Eine Inszenierung, in der die Schauspieler zwei Stunden lang nichts anderes sagen als „Murmel murmel“? Klingt gewagt. Für solche Experimente wurde Herbert Fritsch mit dem diesjährigen Theaterpreis Berlin geehrt, kurz bevor er mit der Volksbühne die Bühne seines Lebens verlassen muss. Ein Stück und eine Oper von ihm kann man sich in dieser Saison noch anschauen.
Vom Schauspieler zum Regisseur
Zum Regisseur ist er relativ spät geworden. Eigentlich war er selbst Schauspieler. Schon als solcher eine Ikone der Volksbühne, wo er in den Stücken Frank Castorfs mehr als einmal die Rampensau abgegeben hat. Alex aus der Horrorgang von Clockwork Orange oder Robespierre sind nur zwei der exzessiven Typen, die er mit konvulsivischer Hingabe gespielt hat.

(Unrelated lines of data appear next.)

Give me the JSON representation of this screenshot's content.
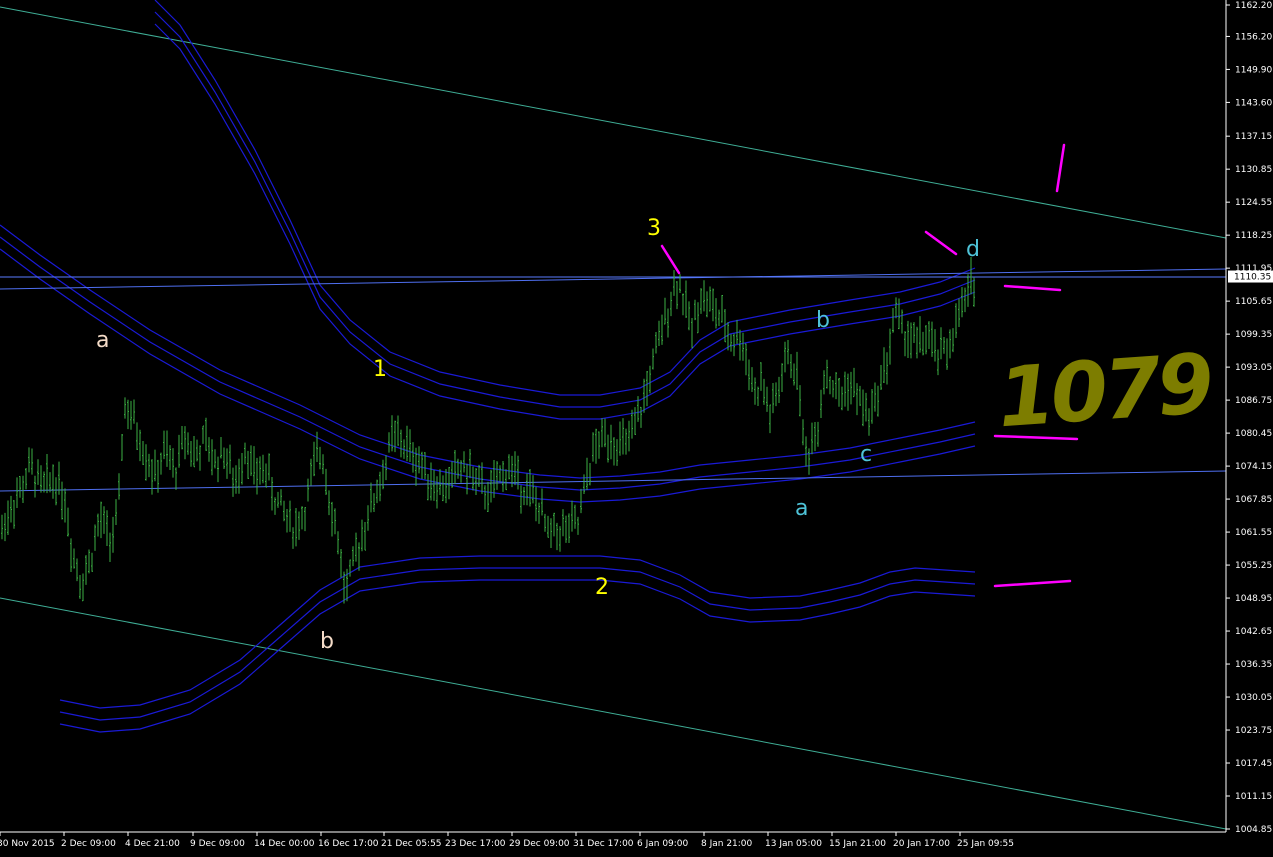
{
  "chart_data": {
    "type": "ohlc",
    "instrument_hint": "",
    "price_axis": {
      "ticks": [
        "1162.20",
        "1156.20",
        "1149.90",
        "1143.60",
        "1137.15",
        "1130.85",
        "1124.55",
        "1118.25",
        "1111.95",
        "1105.65",
        "1099.35",
        "1093.05",
        "1086.75",
        "1080.45",
        "1074.15",
        "1067.85",
        "1061.55",
        "1055.25",
        "1048.95",
        "1042.65",
        "1036.35",
        "1030.05",
        "1023.75",
        "1017.45",
        "1011.15",
        "1004.85"
      ],
      "current_price": "1110.35",
      "range": [
        1004.85,
        1162.2
      ]
    },
    "time_axis": {
      "ticks": [
        "30 Nov 2015",
        "2 Dec 09:00",
        "4 Dec 21:00",
        "9 Dec 09:00",
        "14 Dec 00:00",
        "16 Dec 17:00",
        "21 Dec 05:55",
        "23 Dec 17:00",
        "29 Dec 09:00",
        "31 Dec 17:00",
        "6 Jan 09:00",
        "8 Jan 21:00",
        "13 Jan 05:00",
        "15 Jan 21:00",
        "20 Jan 17:00",
        "25 Jan 09:55"
      ]
    },
    "price_path": [
      [
        0,
        1061
      ],
      [
        10,
        1066
      ],
      [
        22,
        1070
      ],
      [
        30,
        1074
      ],
      [
        42,
        1070
      ],
      [
        55,
        1072
      ],
      [
        65,
        1068
      ],
      [
        72,
        1058
      ],
      [
        82,
        1052
      ],
      [
        90,
        1056
      ],
      [
        100,
        1064
      ],
      [
        110,
        1060
      ],
      [
        118,
        1064
      ],
      [
        124,
        1086
      ],
      [
        135,
        1082
      ],
      [
        145,
        1077
      ],
      [
        155,
        1072
      ],
      [
        165,
        1077
      ],
      [
        175,
        1073
      ],
      [
        185,
        1080
      ],
      [
        195,
        1076
      ],
      [
        205,
        1079
      ],
      [
        215,
        1075
      ],
      [
        225,
        1077
      ],
      [
        235,
        1070
      ],
      [
        245,
        1078
      ],
      [
        255,
        1072
      ],
      [
        265,
        1074
      ],
      [
        275,
        1068
      ],
      [
        285,
        1065
      ],
      [
        295,
        1062
      ],
      [
        305,
        1066
      ],
      [
        315,
        1075
      ],
      [
        322,
        1077
      ],
      [
        330,
        1068
      ],
      [
        338,
        1060
      ],
      [
        345,
        1050
      ],
      [
        352,
        1054
      ],
      [
        360,
        1060
      ],
      [
        370,
        1066
      ],
      [
        378,
        1070
      ],
      [
        385,
        1074
      ],
      [
        393,
        1080
      ],
      [
        400,
        1079
      ],
      [
        410,
        1077
      ],
      [
        420,
        1075
      ],
      [
        430,
        1072
      ],
      [
        440,
        1070
      ],
      [
        450,
        1071
      ],
      [
        460,
        1074
      ],
      [
        470,
        1073
      ],
      [
        480,
        1070
      ],
      [
        490,
        1069
      ],
      [
        500,
        1072
      ],
      [
        510,
        1074
      ],
      [
        520,
        1071
      ],
      [
        530,
        1069
      ],
      [
        540,
        1066
      ],
      [
        548,
        1061
      ],
      [
        558,
        1062
      ],
      [
        568,
        1062
      ],
      [
        578,
        1063
      ],
      [
        585,
        1070
      ],
      [
        592,
        1076
      ],
      [
        600,
        1079
      ],
      [
        610,
        1080
      ],
      [
        620,
        1078
      ],
      [
        630,
        1079
      ],
      [
        640,
        1084
      ],
      [
        648,
        1090
      ],
      [
        655,
        1095
      ],
      [
        662,
        1100
      ],
      [
        670,
        1106
      ],
      [
        678,
        1110
      ],
      [
        685,
        1105
      ],
      [
        692,
        1100
      ],
      [
        700,
        1107
      ],
      [
        710,
        1105
      ],
      [
        718,
        1103
      ],
      [
        725,
        1101
      ],
      [
        732,
        1098
      ],
      [
        740,
        1099
      ],
      [
        748,
        1094
      ],
      [
        755,
        1088
      ],
      [
        762,
        1090
      ],
      [
        770,
        1084
      ],
      [
        778,
        1088
      ],
      [
        786,
        1095
      ],
      [
        795,
        1093
      ],
      [
        800,
        1088
      ],
      [
        805,
        1075
      ],
      [
        812,
        1079
      ],
      [
        818,
        1082
      ],
      [
        824,
        1092
      ],
      [
        832,
        1090
      ],
      [
        840,
        1087
      ],
      [
        848,
        1090
      ],
      [
        856,
        1088
      ],
      [
        864,
        1085
      ],
      [
        872,
        1084
      ],
      [
        880,
        1090
      ],
      [
        888,
        1095
      ],
      [
        895,
        1104
      ],
      [
        902,
        1100
      ],
      [
        910,
        1099
      ],
      [
        918,
        1097
      ],
      [
        926,
        1099
      ],
      [
        934,
        1096
      ],
      [
        942,
        1095
      ],
      [
        950,
        1098
      ],
      [
        958,
        1102
      ],
      [
        966,
        1106
      ],
      [
        974,
        1110
      ]
    ],
    "wave_labels": [
      {
        "text": "a",
        "color": "#f5dcc8",
        "x": "30 Nov–2 Dec",
        "price": 1098
      },
      {
        "text": "1",
        "color": "#ffff00",
        "x": "18 Dec",
        "price": 1091
      },
      {
        "text": "b",
        "color": "#f5dcc8",
        "x": "16 Dec",
        "price": 1039
      },
      {
        "text": "2",
        "color": "#ffff00",
        "x": "30 Dec",
        "price": 1050
      },
      {
        "text": "3",
        "color": "#ffff00",
        "x": "4 Jan",
        "price": 1118
      },
      {
        "text": "a",
        "color": "#4ec3d8",
        "x": "12 Jan",
        "price": 1062
      },
      {
        "text": "b",
        "color": "#4ec3d8",
        "x": "13 Jan",
        "price": 1102
      },
      {
        "text": "c",
        "color": "#4ec3d8",
        "x": "18 Jan",
        "price": 1074
      },
      {
        "text": "d",
        "color": "#4ec3d8",
        "x": "24 Jan",
        "price": 1114
      }
    ],
    "annotation_mark": "1079",
    "colors": {
      "background": "#000000",
      "bars": "#3cb043",
      "envelopes": "#1a1ad6",
      "channel": "#3fae96",
      "horizontal_lines": "#4f6ff0",
      "markers": "#ff00ff",
      "axis": "#ffffff"
    }
  }
}
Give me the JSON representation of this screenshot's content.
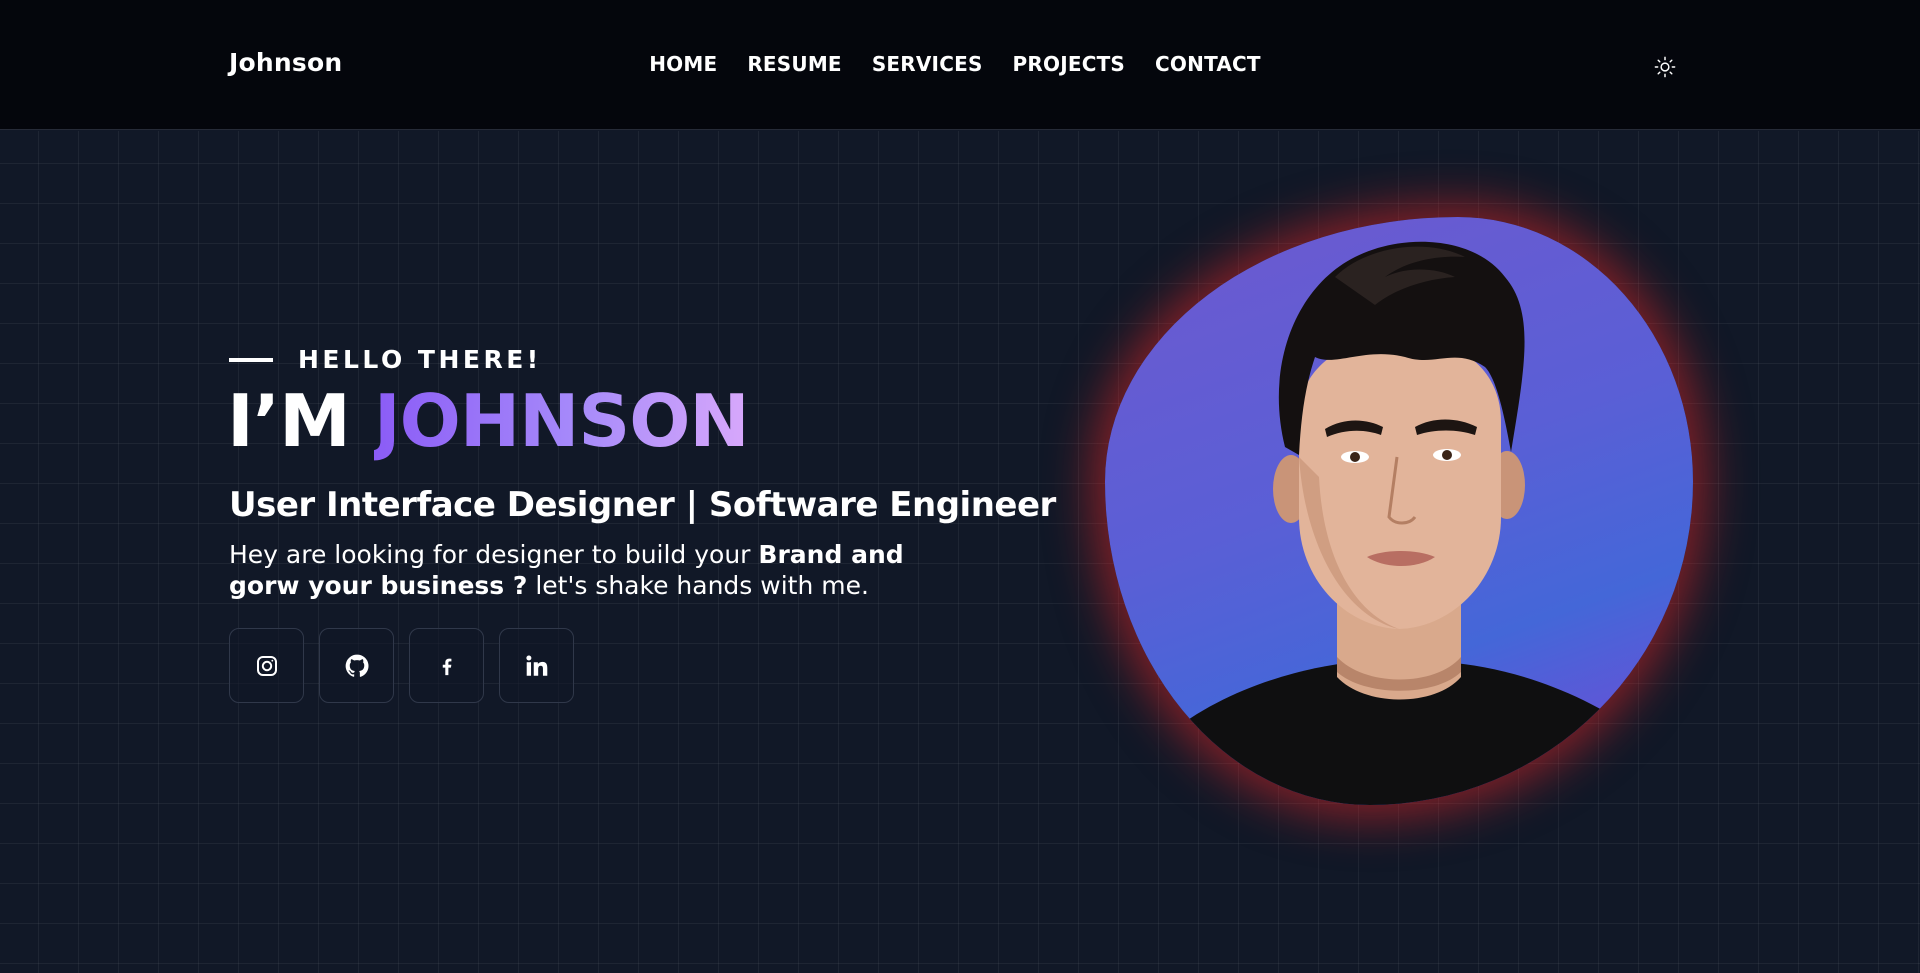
{
  "header": {
    "logo": "Johnson",
    "nav": [
      "HOME",
      "RESUME",
      "SERVICES",
      "PROJECTS",
      "CONTACT"
    ],
    "theme_toggle_icon": "sun-icon"
  },
  "hero": {
    "greeting": "HELLO THERE!",
    "headline_prefix": "I’M ",
    "headline_name": "JOHNSON",
    "subtitle": "User Interface Designer | Software Engineer",
    "desc_part1": "Hey are looking for designer to build your ",
    "desc_bold1": "Brand and",
    "desc_bold2": "gorw your business ?",
    "desc_part2": " let's shake hands with me.",
    "socials": [
      {
        "icon": "instagram-icon"
      },
      {
        "icon": "github-icon"
      },
      {
        "icon": "facebook-icon"
      },
      {
        "icon": "linkedin-icon"
      }
    ],
    "portrait_icon": "profile-photo"
  },
  "colors": {
    "header_bg": "#04060c",
    "page_bg": "#111827",
    "accent_start": "#8b5cf6",
    "accent_end": "#d8a8fb",
    "glow": "#dc2626"
  }
}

Irgendwann war er es leid, sich immer die Blöße zu geben. Und ist Regisseur geworden, aber nur um seine ungebändigte Energie in seine Schauspieler zu channeln, und ihnen, wie er einmal gesagt hat, „alles zu erlauben, was ihnen schon auf der Schauspielschule verboten wurde“. Sinn sollte man in seinen Stücken nicht unbedingt erwarten. Aber die zerhackten und ganz ausbleibenden Texte stellen ganz andere Herausforderungen an den physischen Ausdruck.
Von versnobtem Sprechtheater hält er nicht viel. Fritsch, der eher in der Tradition von Comedy Acts wie den Marx Brothers steht, hat nichts dagegen, wenn das Theater vom Äußeren lebt. In seinen Stücken gibt es viel Slapstick. Die Kostüme sind schrill und barock, die Bühnenbilder eine Liebeserklärung an Signalfarben und überdimensionierte Objekte.
Seine letzte Inszenierung an der Volksbühne, Pfusch, sollte man sich lieber schnell noch anschauen: Ende Juni wird auch Fritsch infolge des Intendantenwechsels die Volksbühne, die über die Jahre zu seinem zweiten Wohnzimmer geworden ist, verlassen. Einziger Trost: Berlin bleibt er erhalten. Ab der Spielzeit 2017/2018 wird er an der Schaubühne inszenieren.
Achtung: Pfusch läuft zum letzten Mal am 20.06. an der Volksbühne!